Cannabis was found to be the most commonly used drug in Pakistan, with by 3.6 per cent of the adult population, or four million people, listed as users. Opiates, namely opium and heroin, are used by almost one per cent of overall drugs users, and the highest levels of use are seen in the provinces which border principal poppy-cultivating areas in neighbouring Afghanistan.
The Report also shows high prevalence in non-medical use of prescription drugs nationwide, particularly amongst women. Almost all women who reveal they used drugs, resort to misusing opioid-based painkillers, and to a lesser extent tranquilizers and sedatives, which are readily available in pharmacies. Another key finding is the emergence of methamphetamine use in some areas of the country.
Vulnerability to HIV and other blood-borne diseases through injecting drug use is also considerable, with 430,000 drug users estimated to be injecting drugs in Pakistan, a higher estimate than reported previously.
The Drug Use in Pakistan 2013 is the result of a collaborative research effort between the Narcotics Control Division Pakistan Bureau of Statistics, and UNODC. It aims to provide baseline information on the prevalence and patterns of drug use among the population aged 15 to 64 in order to inform Government, civil society and private-sector organizations in designing and implementing effective prevention, treatment and care services across the country.

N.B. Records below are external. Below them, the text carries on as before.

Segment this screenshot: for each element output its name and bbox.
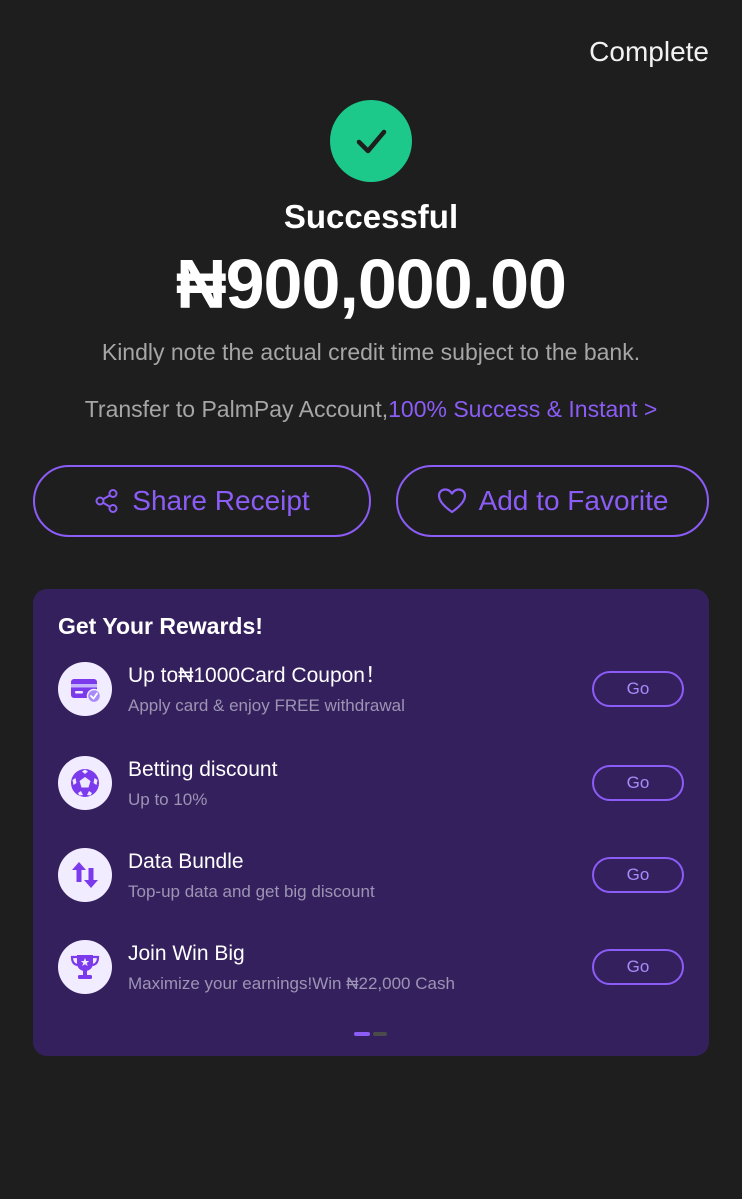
rewards-title: Get Your Rewards! <box>58 613 263 639</box>
go-button-data-bundle[interactable]: Go <box>592 857 684 893</box>
share-icon <box>94 488 120 514</box>
transfer-amount: ₦900,000.00 <box>176 245 567 323</box>
reward-item-win-big: Join Win Big Maximize your earnings!Win … <box>58 940 684 1000</box>
reward-item-betting: Betting discount Up to 10% Go <box>58 756 684 816</box>
pager-dot-inactive <box>373 1032 387 1036</box>
reward-description: Top-up data and get big discount <box>128 882 375 901</box>
pager-dot-active <box>354 1032 370 1036</box>
success-check-icon <box>330 100 412 182</box>
reward-description: Maximize your earnings!Win ₦22,000 Cash <box>128 974 455 993</box>
go-button-betting[interactable]: Go <box>592 765 684 801</box>
reward-item-card-coupon: Up to₦1000Card Coupon！ Apply card & enjo… <box>58 662 684 722</box>
add-to-favorite-button[interactable]: Add to Favorite <box>396 465 709 537</box>
card-coupon-icon <box>58 662 112 716</box>
credit-time-note: Kindly note the actual credit time subje… <box>101 339 641 365</box>
carousel-pager <box>354 1032 387 1036</box>
reward-title: Up to₦1000Card Coupon！ <box>128 664 386 687</box>
transfer-promo-link[interactable]: 100% Success & Instant > <box>388 396 657 422</box>
reward-item-data-bundle: Data Bundle Top-up data and get big disc… <box>58 848 684 908</box>
data-arrows-icon <box>58 848 112 902</box>
share-receipt-button[interactable]: Share Receipt <box>33 465 371 537</box>
reward-description: Up to 10% <box>128 790 208 809</box>
reward-title: Join Win Big <box>128 942 245 965</box>
complete-button[interactable]: Complete <box>589 33 709 71</box>
share-receipt-label: Share Receipt <box>132 485 310 516</box>
go-button-card-coupon[interactable]: Go <box>592 671 684 707</box>
reward-description: Apply card & enjoy FREE withdrawal <box>128 696 405 715</box>
heart-icon <box>437 487 467 515</box>
transfer-promo-text: Transfer to PalmPay Account, <box>84 396 389 422</box>
reward-title: Data Bundle <box>128 850 244 873</box>
go-button-win-big[interactable]: Go <box>592 949 684 985</box>
reward-title: Betting discount <box>128 758 278 781</box>
trophy-icon <box>58 940 112 994</box>
status-title: Successful <box>283 198 459 235</box>
transfer-promo-line: Transfer to PalmPay Account,100% Success… <box>0 393 742 425</box>
rewards-card: Get Your Rewards! Up to₦1000Card Coupon！… <box>33 589 709 1056</box>
add-to-favorite-label: Add to Favorite <box>478 485 669 516</box>
soccer-ball-icon <box>58 756 112 810</box>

Addressing the audience convening today on the launching ceremony, Mr. Guedes said that there is a strong need for increased support of existing supply and demand reduction measures outlined under the Pakistan Vision 2025 and there is strong need to engage stable commitments from the Government, civil society and private sector, supported by the international community. Increased efforts from law enforcement agencies are required to reduce the supply of narcotics and regulate the supply chain management and dispensing of prescription drugs. The public health aspects of prevention, treatment, rehabilitation, and reintegration must to be recognized as key elements in the effort to reduce drug demand.”